Interestingly, the model was not sensitive to the probability of conducting a cesarean despite a successful ECV with no spontaneous reversion. This can be explained in part because the sum cost of ECV and subsequent vaginal delivery is similar to the cost of conducting a scheduled cesarean. The decision modeling also revealed that the cost of an adverse outcome associated with an emergency cesarean does not greatly impact the decision, which may be due to extremely low probability of an adverse outcome occurring offsets the potentially high cost of such an event [21].

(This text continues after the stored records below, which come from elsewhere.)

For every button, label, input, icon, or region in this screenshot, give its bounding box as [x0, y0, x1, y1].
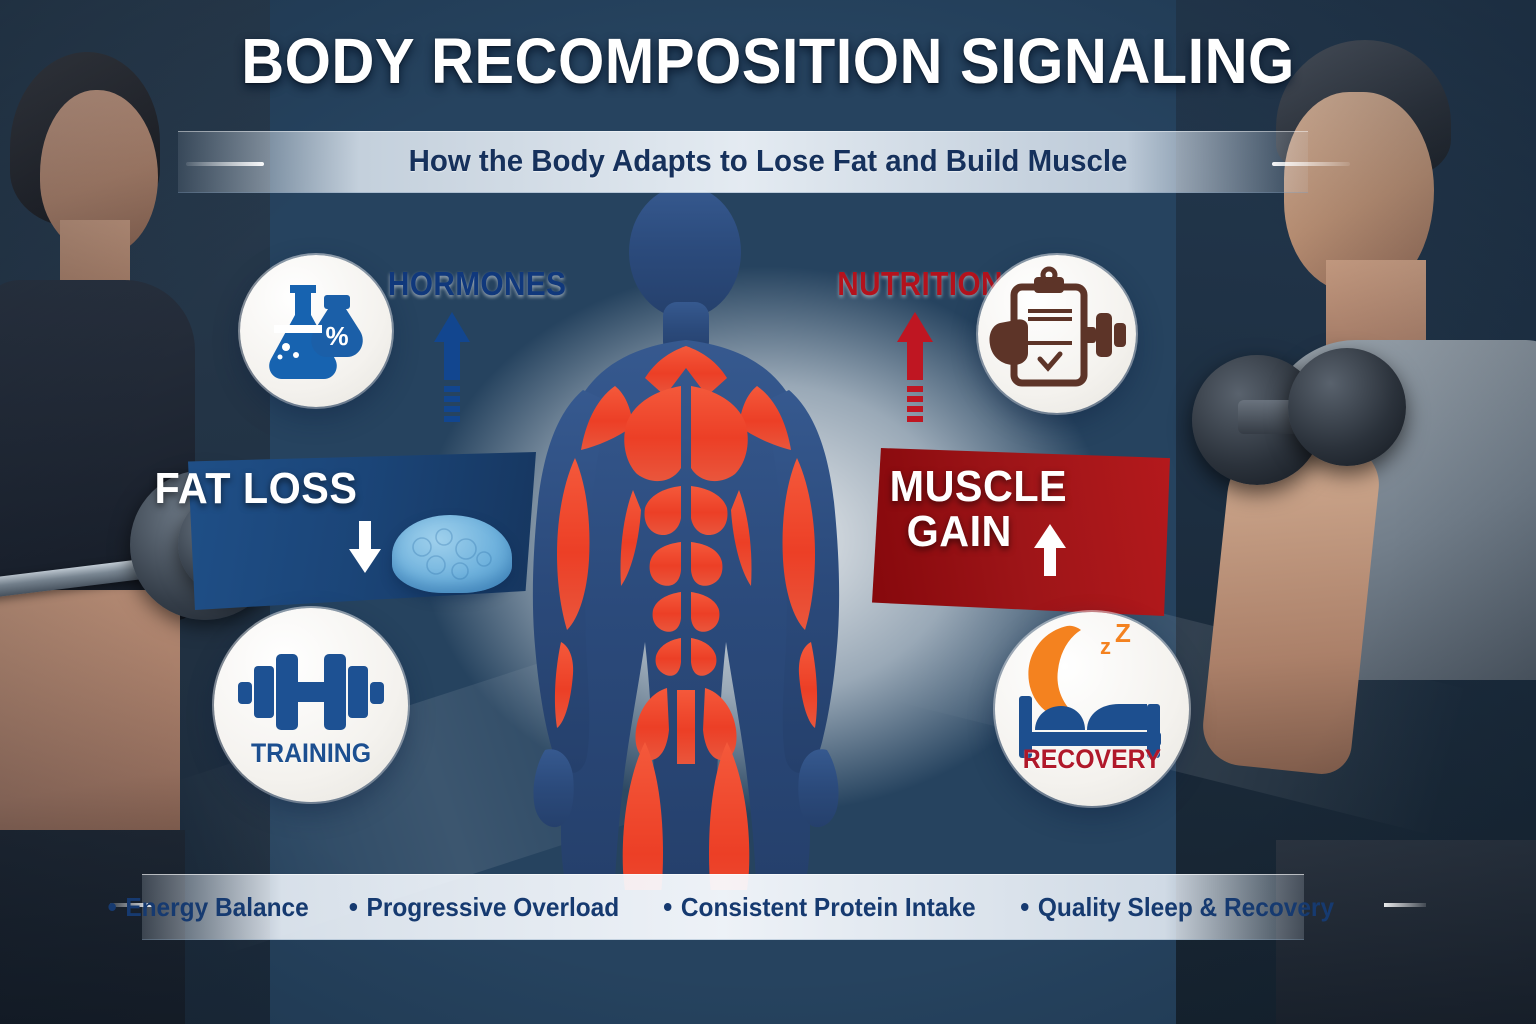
dumbbell-icon [214, 608, 408, 802]
clipboard-dumbbell-icon [978, 255, 1136, 413]
footer-bullet-label: Energy Balance [125, 892, 308, 923]
bullet-dot-icon [108, 903, 116, 911]
nutrition-icon-circle[interactable] [978, 255, 1136, 413]
page-title: BODY RECOMPOSITION SIGNALING [54, 24, 1482, 98]
footer-bullet-label: Progressive Overload [366, 892, 619, 923]
recovery-label: RECOVERY [1003, 744, 1181, 775]
up-arrow-icon [893, 310, 937, 431]
fat-tissue-icon [392, 515, 512, 593]
footer-bullet-label: Consistent Protein Intake [681, 892, 976, 923]
svg-text:%: % [325, 321, 348, 351]
svg-text:Z: Z [1115, 618, 1131, 648]
bullet-dot-icon [1021, 903, 1029, 911]
muscle-gain-line1: MUSCLE [890, 462, 1067, 511]
up-arrow-icon [430, 310, 474, 431]
up-arrow-icon [1030, 522, 1070, 578]
footer-bullet-item: Energy Balance [108, 892, 308, 923]
footer-dash-right [1384, 903, 1426, 907]
training-label: TRAINING [222, 738, 400, 769]
footer-bullet-label: Quality Sleep & Recovery [1038, 892, 1334, 923]
training-icon-circle[interactable]: TRAINING [214, 608, 408, 802]
hormones-icon-circle[interactable]: % [240, 255, 392, 407]
fat-loss-label: FAT LOSS [154, 467, 357, 512]
svg-text:z: z [1100, 634, 1111, 659]
down-arrow-icon [345, 521, 385, 575]
infographic-canvas: BODY RECOMPOSITION SIGNALING How the Bod… [0, 0, 1536, 1024]
bullet-dot-icon [349, 903, 357, 911]
bullet-dot-icon [664, 903, 672, 911]
hormones-label: HORMONES [388, 265, 567, 303]
recovery-icon-circle[interactable]: z Z RECOVERY [995, 612, 1189, 806]
footer-bullet-item: Quality Sleep & Recovery [1021, 892, 1334, 923]
footer-bullet-item: Progressive Overload [349, 892, 619, 923]
page-subtitle: How the Body Adapts to Lose Fat and Buil… [38, 143, 1497, 179]
flask-percent-icon: % [240, 255, 392, 407]
moon-bed-zzz-icon: z Z [995, 612, 1189, 806]
footer-bullet-bar: Energy Balance Progressive Overload Cons… [142, 874, 1304, 940]
muscle-gain-line2: GAIN [907, 510, 1012, 555]
footer-bullet-item: Consistent Protein Intake [664, 892, 976, 923]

This study examined the cost-effectiveness of ECV from society's perspective and not for a particular patient's preferences for delivery. Patient preferences should continue to play an important role in the delivery method for breech presentation. In fact, recent studies show the majority of women prefer a vaginal birth over a cesarean delivery, but would choose a cesarean if medically indicated [4042]. Educating patients about potential risks in addition to potential benefits of a trial of ECV may help patients in their decision to balance both personal preference and medical needs.

Conclusions

From society's perspective, ECV trial is cost-effective when compared to a scheduled cesarean for breech presentation provided the probability of successful ECV is > 32%. Improved algorithms incorporating maternal, clinician and procedure intervention factors should be developed to determine the probability a patient will have a successful ECV. Using a reliable and valid scoring system to predict the chance of ECV success can be combined with maternal preferences in clinical decision-making.